The Peadiatric Cardiology team at Apollo Hospital here has successfully performed a complex and rare cardiac surgery on a prematurely born baby suffering from Ebstein’s Anomaly – a critical congenital heart ailment.
“A team of doctors at Apollo Hospitals successfully treated a critical 11-day-old baby boy with a complex and rare cardiac surgery,” Dr Girish Warrier, Senior Paediatric Cardiac Surgeon told reporters today.
“It was a high-risk surgery performed for the first time in the country,” the doctors claimed.

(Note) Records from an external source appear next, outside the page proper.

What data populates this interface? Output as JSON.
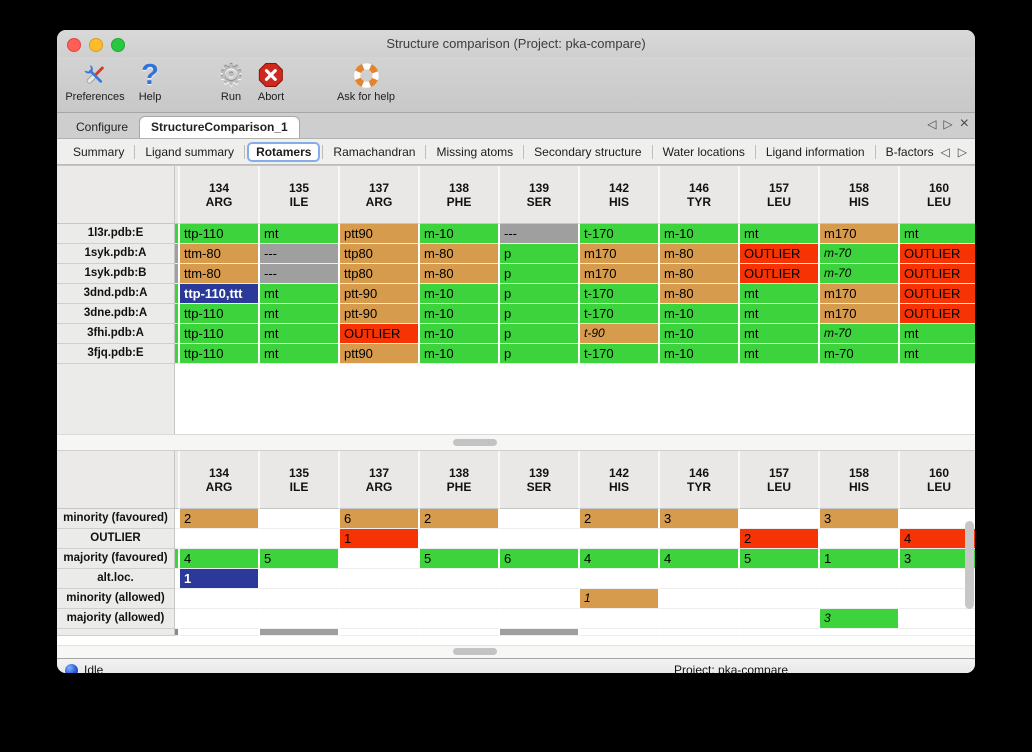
{
  "window": {
    "title": "Structure comparison (Project: pka-compare)"
  },
  "toolbar": {
    "items": [
      {
        "label": "Preferences",
        "icon": "tools-icon"
      },
      {
        "label": "Help",
        "icon": "question-icon"
      },
      {
        "label": "Run",
        "icon": "gear-icon"
      },
      {
        "label": "Abort",
        "icon": "stop-icon"
      },
      {
        "label": "Ask for help",
        "icon": "lifebuoy-icon"
      }
    ]
  },
  "tabs": {
    "main": [
      {
        "label": "Configure",
        "active": false
      },
      {
        "label": "StructureComparison_1",
        "active": true
      }
    ],
    "sub": [
      "Summary",
      "Ligand summary",
      "Rotamers",
      "Ramachandran",
      "Missing atoms",
      "Secondary structure",
      "Water locations",
      "Ligand information",
      "B-factors"
    ],
    "active_sub": "Rotamers"
  },
  "columns": [
    {
      "num": "134",
      "res": "ARG"
    },
    {
      "num": "135",
      "res": "ILE"
    },
    {
      "num": "137",
      "res": "ARG"
    },
    {
      "num": "138",
      "res": "PHE"
    },
    {
      "num": "139",
      "res": "SER"
    },
    {
      "num": "142",
      "res": "HIS"
    },
    {
      "num": "146",
      "res": "TYR"
    },
    {
      "num": "157",
      "res": "LEU"
    },
    {
      "num": "158",
      "res": "HIS"
    },
    {
      "num": "160",
      "res": "LEU"
    }
  ],
  "upper": {
    "rows": [
      {
        "label": "1l3r.pdb:E",
        "sliver": "g",
        "cells": [
          [
            "ttp-110",
            "g"
          ],
          [
            "mt",
            "g"
          ],
          [
            "ptt90",
            "o"
          ],
          [
            "m-10",
            "g"
          ],
          [
            "---",
            "gy"
          ],
          [
            "t-170",
            "g"
          ],
          [
            "m-10",
            "g"
          ],
          [
            "mt",
            "g"
          ],
          [
            "m170",
            "o"
          ],
          [
            "mt",
            "g"
          ]
        ]
      },
      {
        "label": "1syk.pdb:A",
        "sliver": "gy",
        "cells": [
          [
            "ttm-80",
            "o"
          ],
          [
            "---",
            "gy"
          ],
          [
            "ttp80",
            "o"
          ],
          [
            "m-80",
            "o"
          ],
          [
            "p",
            "g"
          ],
          [
            "m170",
            "o"
          ],
          [
            "m-80",
            "o"
          ],
          [
            "OUTLIER",
            "r"
          ],
          [
            "m-70",
            "g",
            "i"
          ],
          [
            "OUTLIER",
            "r"
          ]
        ]
      },
      {
        "label": "1syk.pdb:B",
        "sliver": "gy",
        "cells": [
          [
            "ttm-80",
            "o"
          ],
          [
            "---",
            "gy"
          ],
          [
            "ttp80",
            "o"
          ],
          [
            "m-80",
            "o"
          ],
          [
            "p",
            "g"
          ],
          [
            "m170",
            "o"
          ],
          [
            "m-80",
            "o"
          ],
          [
            "OUTLIER",
            "r"
          ],
          [
            "m-70",
            "g",
            "i"
          ],
          [
            "OUTLIER",
            "r"
          ]
        ]
      },
      {
        "label": "3dnd.pdb:A",
        "sliver": "g",
        "cells": [
          [
            "ttp-110,ttt",
            "b"
          ],
          [
            "mt",
            "g"
          ],
          [
            "ptt-90",
            "o"
          ],
          [
            "m-10",
            "g"
          ],
          [
            "p",
            "g"
          ],
          [
            "t-170",
            "g"
          ],
          [
            "m-80",
            "o"
          ],
          [
            "mt",
            "g"
          ],
          [
            "m170",
            "o"
          ],
          [
            "OUTLIER",
            "r"
          ]
        ]
      },
      {
        "label": "3dne.pdb:A",
        "sliver": "g",
        "cells": [
          [
            "ttp-110",
            "g"
          ],
          [
            "mt",
            "g"
          ],
          [
            "ptt-90",
            "o"
          ],
          [
            "m-10",
            "g"
          ],
          [
            "p",
            "g"
          ],
          [
            "t-170",
            "g"
          ],
          [
            "m-10",
            "g"
          ],
          [
            "mt",
            "g"
          ],
          [
            "m170",
            "o"
          ],
          [
            "OUTLIER",
            "r"
          ]
        ]
      },
      {
        "label": "3fhi.pdb:A",
        "sliver": "g",
        "cells": [
          [
            "ttp-110",
            "g"
          ],
          [
            "mt",
            "g"
          ],
          [
            "OUTLIER",
            "r"
          ],
          [
            "m-10",
            "g"
          ],
          [
            "p",
            "g"
          ],
          [
            "t-90",
            "o",
            "i"
          ],
          [
            "m-10",
            "g"
          ],
          [
            "mt",
            "g"
          ],
          [
            "m-70",
            "g",
            "i"
          ],
          [
            "mt",
            "g"
          ]
        ]
      },
      {
        "label": "3fjq.pdb:E",
        "sliver": "g",
        "cells": [
          [
            "ttp-110",
            "g"
          ],
          [
            "mt",
            "g"
          ],
          [
            "ptt90",
            "o"
          ],
          [
            "m-10",
            "g"
          ],
          [
            "p",
            "g"
          ],
          [
            "t-170",
            "g"
          ],
          [
            "m-10",
            "g"
          ],
          [
            "mt",
            "g"
          ],
          [
            "m-70",
            "g"
          ],
          [
            "mt",
            "g"
          ]
        ]
      }
    ]
  },
  "lower": {
    "rows": [
      {
        "label": "minority (favoured)",
        "sliver": "w",
        "cells": [
          [
            "2",
            "o"
          ],
          [
            "",
            "w"
          ],
          [
            "6",
            "o"
          ],
          [
            "2",
            "o"
          ],
          [
            "",
            "w"
          ],
          [
            "2",
            "o"
          ],
          [
            "3",
            "o"
          ],
          [
            "",
            "w"
          ],
          [
            "3",
            "o"
          ],
          [
            "",
            "w"
          ]
        ]
      },
      {
        "label": "OUTLIER",
        "sliver": "w",
        "cells": [
          [
            "",
            "w"
          ],
          [
            "",
            "w"
          ],
          [
            "1",
            "r"
          ],
          [
            "",
            "w"
          ],
          [
            "",
            "w"
          ],
          [
            "",
            "w"
          ],
          [
            "",
            "w"
          ],
          [
            "2",
            "r"
          ],
          [
            "",
            "w"
          ],
          [
            "4",
            "r"
          ]
        ]
      },
      {
        "label": "majority (favoured)",
        "sliver": "g",
        "cells": [
          [
            "4",
            "g"
          ],
          [
            "5",
            "g"
          ],
          [
            "",
            "w"
          ],
          [
            "5",
            "g"
          ],
          [
            "6",
            "g"
          ],
          [
            "4",
            "g"
          ],
          [
            "4",
            "g"
          ],
          [
            "5",
            "g"
          ],
          [
            "1",
            "g"
          ],
          [
            "3",
            "g"
          ]
        ]
      },
      {
        "label": "alt.loc.",
        "sliver": "w",
        "cells": [
          [
            "1",
            "b"
          ],
          [
            "",
            "w"
          ],
          [
            "",
            "w"
          ],
          [
            "",
            "w"
          ],
          [
            "",
            "w"
          ],
          [
            "",
            "w"
          ],
          [
            "",
            "w"
          ],
          [
            "",
            "w"
          ],
          [
            "",
            "w"
          ],
          [
            "",
            "w"
          ]
        ]
      },
      {
        "label": "minority (allowed)",
        "sliver": "w",
        "cells": [
          [
            "",
            "w"
          ],
          [
            "",
            "w"
          ],
          [
            "",
            "w"
          ],
          [
            "",
            "w"
          ],
          [
            "",
            "w"
          ],
          [
            "1",
            "o",
            "i"
          ],
          [
            "",
            "w"
          ],
          [
            "",
            "w"
          ],
          [
            "",
            "w"
          ],
          [
            "",
            "w"
          ]
        ]
      },
      {
        "label": "majority (allowed)",
        "sliver": "w",
        "cells": [
          [
            "",
            "w"
          ],
          [
            "",
            "w"
          ],
          [
            "",
            "w"
          ],
          [
            "",
            "w"
          ],
          [
            "",
            "w"
          ],
          [
            "",
            "w"
          ],
          [
            "",
            "w"
          ],
          [
            "",
            "w"
          ],
          [
            "3",
            "g",
            "i"
          ],
          [
            "",
            "w"
          ]
        ]
      }
    ],
    "partial": [
      "gyd",
      "w",
      "gy",
      "w",
      "w",
      "gy",
      "w",
      "w",
      "w",
      "w",
      "w"
    ]
  },
  "status": {
    "left": "Idle",
    "right": "Project: pka-compare"
  },
  "colors": {
    "g": "#3dd33d",
    "o": "#d79b4e",
    "r": "#f63305",
    "gy": "#9f9f9f",
    "gyd": "#8a8a8a",
    "b": "#2b3a99",
    "w": "#ffffff"
  }
}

The baby had a very abnormal right side heart valve (Tricuspid valve) called Ebstein’s Anomaly, where the valve is abnormal and leaks profusely. He also had atresia of pulmonary valve, which meant that no blood flow was going to his lung from the heart for oxygenation. This life-threatening abnormality was detected by the doctors at Apollo Hospitals when the baby was still in the womb through a fetal echocardiography, they said.
“Initially, the team put him on ventilator support soon after birth and hoped to manage him medically for a few months before the surgery could be planned. The surgery was especially challenging because of his deteriorating condition, tiny baby size, small size of the heart (no bigger than an adult thumb) and organs,” said Dr Girish Warrier, who led the team in performing the surgery.
After a detailed consultation with the family, the team decided to go ahead with surgery on September 14, since without surgery, the child would not have survived, they said.
The child had to be placed on cardiopulmonary bypass as preparatory to working inside the heart. Being only 1.2 Kg at birth and 11 days at the time of surgery, specially designed circuitry had to be used to place the child on bypass, the doctors said.
“Thereafter a shunt was created to provide reliable source of blood supply to the lungs for purification. The child tolerated the procedure well and was taken off the bypass machine and then shifted to the intensive care unit. He gradually recovered from the surgery and was shifted to the ward on the 14th post-operative day,” they said adding that additional challenges to his surgery were nutrition and infection control, but he is now recovering well.